On the one hand … and on the other
Dresden does not only suffer from xenophobia against itself, it also has someone who can write about that very dilemma – a certain Peter Richter. The journalist and author left the city of his birth 25 years ago to go to university. But as he puts it himself: “In the rear-view mirror, you see things in close-up” and “It’s my considered opinion that you remain a Dresdener even when you’ve left the place, not least because you are constantly required to serve as an apologist for it.”
In writing his autobiographical novel – ‘89/90’ – about the period immediately before and after the demise of the GDR, Richter delivered a lucid commentary on the people who live in this part of the Elbe valley. In a subsequent volume of essays, ‘Dresden Revisited’, he once again asks the right questions – or elicits them from others. For example from Tom Hanks who wanted to know what it was like growing up in the ‘Valley of the Clueless’, a far-off land behind the Iron Curtain. As exemplars of this mystical place, Richter cites the villas of Blasewitz and Loschwitz with their charmingly overgrown gardens and their vibrant social mix – which have since been transformed into respectable family homes amidst carefully manicured gardens. But sentimentality doesn’t enter into it.
“Could it be that this city is one big shape-shifting hologram?” he asks, finding innumerable examples of “on the one hand this, on the other hand that”, which suggest a Dresden mentality that veers between cosmopolitanism and narrow-minded stubbornness, between the Protestant work ethic and the Catholic way of holding court, between the Reform movement of the early twentieth century and its more radical offshoots, between the sort of social democracy preached by August Bebel and the particularly virulent anti-Semitism that reared its head in the interwar period, between Romanticism and New Objectivity (and the first exhibition venue for degenerate art).Could it be that this city is one big shape-shifting hologram?Peter Richter
All of this is reflected by Peter Richter in his rear-view mirror from New York, where he works as a correspondent for the Süddeutsche Zeitung. He also uses the final chapters of this slim yet immensely dense volume to look at immigration policy in the USA and draws a comparison that is no longer focused exclusively on Dresden but on Germany as a whole: “Who knows, maybe it would work out a lot better if a more pragmatic approach were taken, with less in the way of autoaggressive apocalyptic pronouncements and half-baked attempts to educate the populace.” And he has a special message for the Dresdeners: “The image of a city can be turned around.” Let’s see what they will make of themselves, the Dresdeners.

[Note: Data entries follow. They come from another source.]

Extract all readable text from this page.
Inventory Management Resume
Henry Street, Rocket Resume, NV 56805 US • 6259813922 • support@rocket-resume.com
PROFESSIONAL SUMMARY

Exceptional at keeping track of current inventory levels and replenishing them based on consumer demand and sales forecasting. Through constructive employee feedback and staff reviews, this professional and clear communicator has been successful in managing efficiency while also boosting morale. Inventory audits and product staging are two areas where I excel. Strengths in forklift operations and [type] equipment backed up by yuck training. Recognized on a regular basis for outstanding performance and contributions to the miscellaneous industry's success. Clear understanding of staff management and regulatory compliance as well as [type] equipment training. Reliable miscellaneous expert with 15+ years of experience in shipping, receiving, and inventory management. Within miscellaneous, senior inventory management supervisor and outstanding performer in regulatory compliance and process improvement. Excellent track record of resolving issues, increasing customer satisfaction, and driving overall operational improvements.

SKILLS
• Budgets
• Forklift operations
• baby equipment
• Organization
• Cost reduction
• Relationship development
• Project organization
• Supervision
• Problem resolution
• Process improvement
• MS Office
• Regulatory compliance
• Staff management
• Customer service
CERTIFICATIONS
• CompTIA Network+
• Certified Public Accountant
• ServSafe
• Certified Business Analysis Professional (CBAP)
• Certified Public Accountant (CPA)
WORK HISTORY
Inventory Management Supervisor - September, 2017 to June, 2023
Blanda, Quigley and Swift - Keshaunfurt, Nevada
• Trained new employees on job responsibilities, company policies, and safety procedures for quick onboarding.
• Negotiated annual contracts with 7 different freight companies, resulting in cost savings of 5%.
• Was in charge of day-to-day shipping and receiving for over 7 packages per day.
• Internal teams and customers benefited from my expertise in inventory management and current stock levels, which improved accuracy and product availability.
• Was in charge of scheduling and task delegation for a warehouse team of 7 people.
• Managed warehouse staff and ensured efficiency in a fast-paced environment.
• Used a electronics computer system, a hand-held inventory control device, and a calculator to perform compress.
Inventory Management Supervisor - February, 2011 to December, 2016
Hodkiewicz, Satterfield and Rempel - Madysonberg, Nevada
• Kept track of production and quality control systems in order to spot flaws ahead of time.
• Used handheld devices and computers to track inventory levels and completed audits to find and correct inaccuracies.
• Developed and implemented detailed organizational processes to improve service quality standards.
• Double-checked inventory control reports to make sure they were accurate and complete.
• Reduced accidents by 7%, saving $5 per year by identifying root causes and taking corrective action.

Born 1973 in Dresden, moved to Hamburg in 1993 to study Art History, completed an internship at national radio news channel Deutschlandfunk, worked for the Frankfurter Allgemeine Zeitung and is currently arts correspondent for the Süddeutsche Zeitung in New York. His literary output includes „Blühende Landschaften“ (Blossoming Landscapes, 2004), „Deutsches Haus“ (German House, 2006), „Über das Trinken“ (About Drinking, 2011) und „89/90“ (2015).
Peter Richter’s essay ‘Von einer Heimat, die einen nicht fortlässt’ (Of a homeland that never lets you go) is a follow-up to his ‘Dresdner Rede’, the text of a speech he was invited to deliver at the Dresden Schauspielhaus theatre in 2016. Published by Luchterhand Literaturverlag, 2016, 160 pages, €18.